De forma simplória, reduzem o ato de empreender a simples questões de apetência
e competência, sem nenhuma referência a outros aspectos da desigualdade entre
pessoas. Isso me deixa muito angustiado com o nível das discussões acadêmicas
sobre o assunto. Obrigado pelo texto."
Eu
me referia ao seguinte texto que Clóvis usara como ilustração de uma forma de
pensar que deixa de levar em consideração a desigualdade de condições entre as
pessoas como reflexo de injustiças sociais:
Clóvis Gruner, em seu
texto no Chuva Ácida, nos apresenta brevemente
as condições históricas do surgimento da meritocracia. Reproduzo parte de seu
texto que, em minha opinião, é central para a discussão das condições para empreender:
“Diferente
do comentário que motivou esse texto, a meritocracia não é uma panaceia a
justificar a desigualdade social apelando à competência de alguns poucos
enquanto acusa, irresponsavelmente, a indolência da maioria. Ela contém, desde
o berço, a possibilidade utópica de que as condições objetivas mínimas de
igualdade serão asseguradas para que os indivíduos possam, livremente, exercer
seus talentos. Daí o projeto, acalentado pelos iluministas do setecentos, de uma
educação universal, entendida como condição primária à aquisição das
habilidades necessárias para que se pudesse, efetivamente, falar em uma
sociedade baseada no mérito.”
"Minha dúvida é como não ligar o conceito de empreendedorismo com o de meritocracia, visto q até na competição entre empresas entra o mérito"
Em seguida sugeriu
que esse poderia ser um tema de post neste blog.
Minha resposta ao
Vinicius foi:
"Sim, mas a
meritocracia tem que se dar a partir de uma igualdade de condições para
desenvolver competências. É uma boa sugestão de tema pro meu blog. Abcs."
Aceitando a sugestão
do Vinicius, fiquei pensando se haveria evidências desta minha afirmação. As
coincidências da vida, fizeram com que no dia seguinte chegasse às minhas mãos
um exemplar do Relatório Executivo do GEM 2013 – Empreendedorismo no Brasil. Neste
documento encontrei alguns dados interessantes que podem ser evidências do
efeito da desigualdade social no empreendedorismo brasileiro.

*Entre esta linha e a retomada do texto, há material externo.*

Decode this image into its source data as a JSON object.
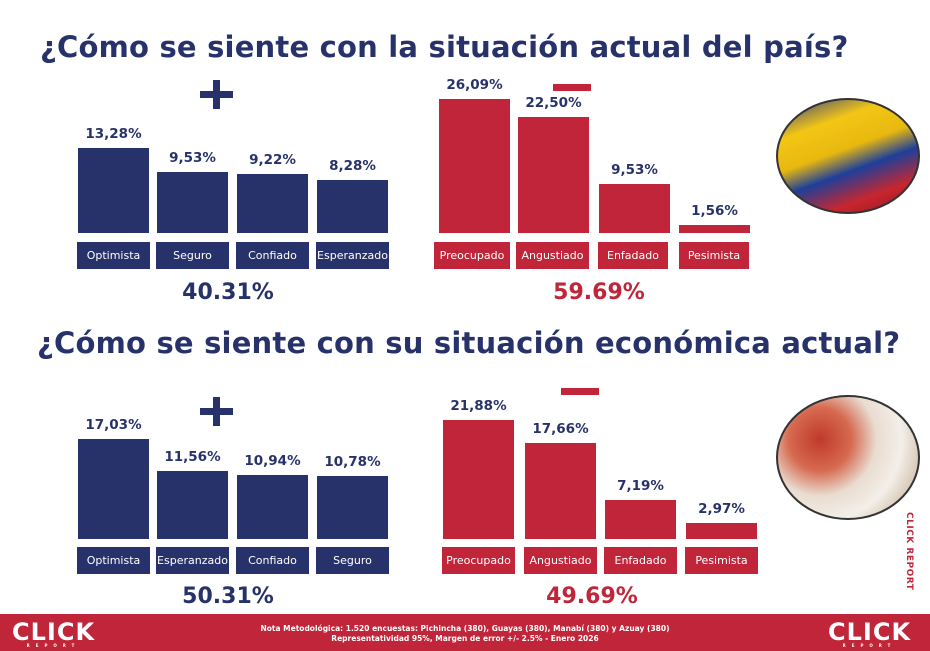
{
  "colors": {
    "positive": "#27326a",
    "negative": "#c0253a"
  },
  "sections": [
    {
      "title": "¿Cómo se siente con la situación actual del país?",
      "positive": {
        "sign": "+",
        "total": "40.31%",
        "items": [
          {
            "label": "Optimista",
            "value": 13.28,
            "text": "13,28%"
          },
          {
            "label": "Seguro",
            "value": 9.53,
            "text": "9,53%"
          },
          {
            "label": "Confiado",
            "value": 9.22,
            "text": "9,22%"
          },
          {
            "label": "Esperanzado",
            "value": 8.28,
            "text": "8,28%"
          }
        ]
      },
      "negative": {
        "sign": "−",
        "total": "59.69%",
        "items": [
          {
            "label": "Preocupado",
            "value": 26.09,
            "text": "26,09%"
          },
          {
            "label": "Angustiado",
            "value": 22.5,
            "text": "22,50%"
          },
          {
            "label": "Enfadado",
            "value": 9.53,
            "text": "9,53%"
          },
          {
            "label": "Pesimista",
            "value": 1.56,
            "text": "1,56%"
          }
        ]
      },
      "image": "ecuador-flag-photo"
    },
    {
      "title": "¿Cómo se siente con su situación económica actual?",
      "positive": {
        "sign": "+",
        "total": "50.31%",
        "items": [
          {
            "label": "Optimista",
            "value": 17.03,
            "text": "17,03%"
          },
          {
            "label": "Esperanzado",
            "value": 11.56,
            "text": "11,56%"
          },
          {
            "label": "Confiado",
            "value": 10.94,
            "text": "10,94%"
          },
          {
            "label": "Seguro",
            "value": 10.78,
            "text": "10,78%"
          }
        ]
      },
      "negative": {
        "sign": "−",
        "total": "49.69%",
        "items": [
          {
            "label": "Preocupado",
            "value": 21.88,
            "text": "21,88%"
          },
          {
            "label": "Angustiado",
            "value": 17.66,
            "text": "17,66%"
          },
          {
            "label": "Enfadado",
            "value": 7.19,
            "text": "7,19%"
          },
          {
            "label": "Pesimista",
            "value": 2.97,
            "text": "2,97%"
          }
        ]
      },
      "image": "coins-in-hand-photo"
    }
  ],
  "side_text": "CLICK REPORT",
  "footer": {
    "logo": "CLICK",
    "logo_sub": "REPORT",
    "note_line1": "Nota Metodológica: 1.520 encuestas: Pichincha (380), Guayas (380), Manabí (380) y Azuay (380)",
    "note_line2": "Representatividad 95%, Margen de error +/- 2.5% - Enero 2026"
  }
}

Na tabela 1.3, o relatório apresenta as taxas específicas de empreendedorismo inicial conforme algumas variáveis sociodemográficas. Essas taxas indicam o percentual da população brasileira entre 18 e 64 anos envolvidos com a criação ou gestão de um empreendimento inicial, ou seja, empreendimentos que surgiram há mais de três e menos de 42 meses.
Para os empreendedores
iniciais, a faixa de renda familiar indica que quanto maior esta for, maior é o
percentual de empreendedores neste segmento da população. Isto é, para rendas
familiares de menos de 3 salários mínimos (SMs), a taxa foi de 16,8% da
população entre 18 e 64 anos. Na faixa entre 3 e 6 SMs esta subiu para 18,3%.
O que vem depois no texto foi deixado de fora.